Without ever having been in the Congo or Amazonia, Father Carey must be as well informed as he about the dizzying extremes reached by human cruelty and despair.

“For many years I was indifferent to religion,” he said, very slowly, as if talking to himself, “but I never stopped believing in God. In a general principle of life. Though it’s true, Father Carey, I often asked myself in horror how God could permit things like this to happen. What kind of God tolerates so many thousands of men, women, and children suffering such horrors? It’s difficult to understand, isn’t it? You must have seen so many things in the prisons; don’t you sometimes ask the same questions?”
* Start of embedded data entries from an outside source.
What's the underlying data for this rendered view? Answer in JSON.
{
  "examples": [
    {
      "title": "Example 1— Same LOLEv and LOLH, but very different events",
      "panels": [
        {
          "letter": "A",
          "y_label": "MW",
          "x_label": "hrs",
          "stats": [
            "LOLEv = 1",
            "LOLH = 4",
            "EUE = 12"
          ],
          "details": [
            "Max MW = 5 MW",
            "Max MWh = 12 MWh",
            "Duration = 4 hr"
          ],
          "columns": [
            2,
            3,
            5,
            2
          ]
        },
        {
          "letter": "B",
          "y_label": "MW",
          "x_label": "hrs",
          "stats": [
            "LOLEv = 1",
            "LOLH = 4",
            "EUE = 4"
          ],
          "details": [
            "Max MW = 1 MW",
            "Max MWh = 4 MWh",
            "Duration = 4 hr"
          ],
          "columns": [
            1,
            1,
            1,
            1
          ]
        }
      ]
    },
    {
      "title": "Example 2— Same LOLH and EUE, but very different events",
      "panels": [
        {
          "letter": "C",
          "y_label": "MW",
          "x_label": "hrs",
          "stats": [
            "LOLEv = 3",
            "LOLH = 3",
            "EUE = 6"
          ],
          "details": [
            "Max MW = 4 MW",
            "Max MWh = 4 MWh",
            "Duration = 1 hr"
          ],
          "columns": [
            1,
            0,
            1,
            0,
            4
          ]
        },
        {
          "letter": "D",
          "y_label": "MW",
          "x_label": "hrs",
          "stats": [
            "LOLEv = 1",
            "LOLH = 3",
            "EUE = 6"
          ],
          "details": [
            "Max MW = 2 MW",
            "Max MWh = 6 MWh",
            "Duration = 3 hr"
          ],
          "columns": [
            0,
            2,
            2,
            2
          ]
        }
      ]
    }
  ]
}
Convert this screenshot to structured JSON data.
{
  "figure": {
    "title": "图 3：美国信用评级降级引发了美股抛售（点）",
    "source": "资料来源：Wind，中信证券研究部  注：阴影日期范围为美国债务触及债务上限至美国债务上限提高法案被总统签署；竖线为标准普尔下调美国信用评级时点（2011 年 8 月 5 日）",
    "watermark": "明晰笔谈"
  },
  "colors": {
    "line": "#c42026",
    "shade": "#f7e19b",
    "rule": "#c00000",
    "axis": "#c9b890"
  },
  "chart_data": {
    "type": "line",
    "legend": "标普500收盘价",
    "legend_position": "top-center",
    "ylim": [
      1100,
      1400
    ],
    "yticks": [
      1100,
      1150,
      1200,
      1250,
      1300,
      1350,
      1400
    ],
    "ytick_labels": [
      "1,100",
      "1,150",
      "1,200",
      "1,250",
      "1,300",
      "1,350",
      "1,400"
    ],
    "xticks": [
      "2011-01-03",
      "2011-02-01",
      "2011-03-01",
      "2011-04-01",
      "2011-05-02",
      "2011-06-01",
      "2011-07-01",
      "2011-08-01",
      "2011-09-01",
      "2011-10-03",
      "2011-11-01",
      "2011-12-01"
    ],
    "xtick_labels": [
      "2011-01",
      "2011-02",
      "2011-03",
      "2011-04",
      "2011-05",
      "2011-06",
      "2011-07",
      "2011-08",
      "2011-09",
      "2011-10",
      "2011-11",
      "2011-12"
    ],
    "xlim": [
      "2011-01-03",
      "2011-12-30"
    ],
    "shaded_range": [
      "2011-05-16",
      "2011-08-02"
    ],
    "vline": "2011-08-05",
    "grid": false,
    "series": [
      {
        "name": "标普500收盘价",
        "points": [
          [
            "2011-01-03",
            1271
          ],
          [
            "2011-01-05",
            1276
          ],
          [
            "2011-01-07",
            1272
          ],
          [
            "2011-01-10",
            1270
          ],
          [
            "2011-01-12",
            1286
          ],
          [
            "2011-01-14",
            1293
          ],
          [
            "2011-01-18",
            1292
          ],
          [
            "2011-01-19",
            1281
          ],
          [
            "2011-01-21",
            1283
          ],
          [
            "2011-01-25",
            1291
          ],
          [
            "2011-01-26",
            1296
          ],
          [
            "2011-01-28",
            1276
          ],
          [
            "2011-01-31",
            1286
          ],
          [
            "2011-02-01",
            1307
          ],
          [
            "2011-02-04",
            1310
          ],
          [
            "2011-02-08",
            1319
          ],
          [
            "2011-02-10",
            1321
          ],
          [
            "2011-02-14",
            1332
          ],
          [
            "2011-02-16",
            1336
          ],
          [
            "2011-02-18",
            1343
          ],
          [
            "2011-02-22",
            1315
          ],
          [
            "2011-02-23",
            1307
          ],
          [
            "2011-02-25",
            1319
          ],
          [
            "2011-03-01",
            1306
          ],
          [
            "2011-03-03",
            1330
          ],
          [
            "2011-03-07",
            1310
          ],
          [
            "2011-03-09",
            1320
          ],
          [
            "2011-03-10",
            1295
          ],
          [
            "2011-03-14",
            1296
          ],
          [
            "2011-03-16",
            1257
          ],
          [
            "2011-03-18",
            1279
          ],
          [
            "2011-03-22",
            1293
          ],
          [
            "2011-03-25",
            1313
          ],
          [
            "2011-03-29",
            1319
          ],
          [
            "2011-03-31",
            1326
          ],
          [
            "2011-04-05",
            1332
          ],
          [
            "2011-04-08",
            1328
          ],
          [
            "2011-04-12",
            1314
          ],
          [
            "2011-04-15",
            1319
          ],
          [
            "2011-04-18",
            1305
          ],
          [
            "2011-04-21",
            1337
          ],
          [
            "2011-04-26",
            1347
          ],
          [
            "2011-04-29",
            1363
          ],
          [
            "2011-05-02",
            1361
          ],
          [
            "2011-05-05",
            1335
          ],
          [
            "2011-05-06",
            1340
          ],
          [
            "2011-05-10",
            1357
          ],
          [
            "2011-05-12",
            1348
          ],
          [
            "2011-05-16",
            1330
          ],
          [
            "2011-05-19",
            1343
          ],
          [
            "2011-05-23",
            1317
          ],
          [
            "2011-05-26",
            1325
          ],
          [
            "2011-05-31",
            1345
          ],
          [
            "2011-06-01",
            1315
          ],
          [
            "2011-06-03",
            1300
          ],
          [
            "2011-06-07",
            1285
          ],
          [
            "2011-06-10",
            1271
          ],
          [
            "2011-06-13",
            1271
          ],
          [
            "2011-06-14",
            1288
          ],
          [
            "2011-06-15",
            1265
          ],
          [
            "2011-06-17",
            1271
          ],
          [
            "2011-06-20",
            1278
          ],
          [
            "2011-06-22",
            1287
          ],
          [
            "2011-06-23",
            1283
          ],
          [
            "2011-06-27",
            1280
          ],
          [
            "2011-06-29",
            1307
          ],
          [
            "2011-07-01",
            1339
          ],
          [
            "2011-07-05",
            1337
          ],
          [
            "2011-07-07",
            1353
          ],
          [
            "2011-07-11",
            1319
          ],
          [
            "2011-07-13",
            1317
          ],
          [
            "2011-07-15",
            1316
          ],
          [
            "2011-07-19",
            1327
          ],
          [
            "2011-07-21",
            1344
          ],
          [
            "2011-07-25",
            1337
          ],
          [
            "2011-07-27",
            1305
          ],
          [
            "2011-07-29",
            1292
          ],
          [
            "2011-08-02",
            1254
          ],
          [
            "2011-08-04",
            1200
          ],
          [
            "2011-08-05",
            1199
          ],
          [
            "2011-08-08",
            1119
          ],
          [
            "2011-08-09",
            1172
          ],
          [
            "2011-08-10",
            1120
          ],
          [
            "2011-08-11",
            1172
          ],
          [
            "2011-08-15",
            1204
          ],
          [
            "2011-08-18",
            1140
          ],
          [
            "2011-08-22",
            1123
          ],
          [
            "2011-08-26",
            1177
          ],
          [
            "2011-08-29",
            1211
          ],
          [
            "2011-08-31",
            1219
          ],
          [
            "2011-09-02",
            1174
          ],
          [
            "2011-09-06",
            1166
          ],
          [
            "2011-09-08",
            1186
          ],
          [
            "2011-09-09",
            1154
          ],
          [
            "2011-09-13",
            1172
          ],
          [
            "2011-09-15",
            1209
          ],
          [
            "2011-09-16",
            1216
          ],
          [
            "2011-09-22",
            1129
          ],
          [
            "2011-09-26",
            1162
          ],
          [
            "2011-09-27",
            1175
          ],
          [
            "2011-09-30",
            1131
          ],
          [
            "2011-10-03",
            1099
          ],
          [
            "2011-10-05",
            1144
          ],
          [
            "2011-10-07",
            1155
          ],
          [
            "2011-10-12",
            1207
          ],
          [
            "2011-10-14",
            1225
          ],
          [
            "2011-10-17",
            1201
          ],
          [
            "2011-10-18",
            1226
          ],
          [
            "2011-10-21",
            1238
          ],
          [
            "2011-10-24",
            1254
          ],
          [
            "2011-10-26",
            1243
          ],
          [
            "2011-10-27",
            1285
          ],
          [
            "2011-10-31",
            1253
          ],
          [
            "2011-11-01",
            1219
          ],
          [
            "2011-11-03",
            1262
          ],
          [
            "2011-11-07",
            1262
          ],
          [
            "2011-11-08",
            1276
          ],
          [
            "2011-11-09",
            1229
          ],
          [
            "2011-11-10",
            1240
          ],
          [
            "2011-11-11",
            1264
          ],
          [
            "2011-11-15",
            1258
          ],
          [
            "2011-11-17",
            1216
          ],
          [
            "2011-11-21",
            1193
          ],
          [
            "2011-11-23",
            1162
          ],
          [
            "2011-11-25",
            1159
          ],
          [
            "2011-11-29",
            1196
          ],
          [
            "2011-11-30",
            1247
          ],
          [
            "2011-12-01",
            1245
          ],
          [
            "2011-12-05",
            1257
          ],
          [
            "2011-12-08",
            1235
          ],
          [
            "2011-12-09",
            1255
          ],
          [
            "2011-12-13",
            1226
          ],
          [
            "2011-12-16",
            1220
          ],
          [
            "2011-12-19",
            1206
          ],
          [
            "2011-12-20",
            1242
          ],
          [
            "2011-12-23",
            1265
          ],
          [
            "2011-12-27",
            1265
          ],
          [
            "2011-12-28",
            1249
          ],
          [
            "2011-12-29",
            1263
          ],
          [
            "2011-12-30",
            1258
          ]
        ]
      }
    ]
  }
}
Father Carey had opened his eyes and listened to him with his usual courteous expression, not affirming or denying.

“Those poor people whipped, mutilated, those children with their hands and feet chopped off, dying of hunger and disease,” Roger recited. “Those creatures squeezed to extinction and then murdered. Thousands, dozens, hundreds of thousands. By men who received a Christian education. I have seen them go to Mass, pray, take communion, before and after committing those crimes. Many days I thought I’d go mad, Father Carey. Perhaps, during those years in Africa, in Putumayo, I did. And everything that has happened to me since has been the work of someone who, though he didn’t realize it, was crazy.”

The chaplain didn’t say anything this time either. He listened with the same affable expression and patience for which Roger had always been grateful.

“Curiously, I believe it was in the Congo, when I had those periods of great demoralization and asked myself how God could permit so many crimes, that I began to be interested in religion again,” he continued. “Because the only beings who seemed to have maintained their sanity were some Baptist ministers and Catholic missionaries. Not all of them, of course. Many did not want to see what was happening past their own noses. But a few did what they could to stop the injustices. Real heroes.”

He fell silent. Recalling the Congo or Putumayo did him harm: it stirred up the mud in his spirit, brought back images that plunged him into anguish.

“Injustices, tortures, crimes,” murmured Father Carey. “Didn’t Christ suffer these in his own flesh? He can understand your state better than anyone, Roger. Of course the same thing happens to me at times. To all believers, I’m sure. It’s difficult to understand certain things, naturally. Our capacity for understanding is limited. We are fallible, imperfect. But I can tell you one thing. You’ve made many mistakes, like all human beings. But with regard to the Congo, to Amazonia, you cannot reproach yourself for anything. Your labor was generous and brave. You made many people open their eyes, you helped to correct great injustices.”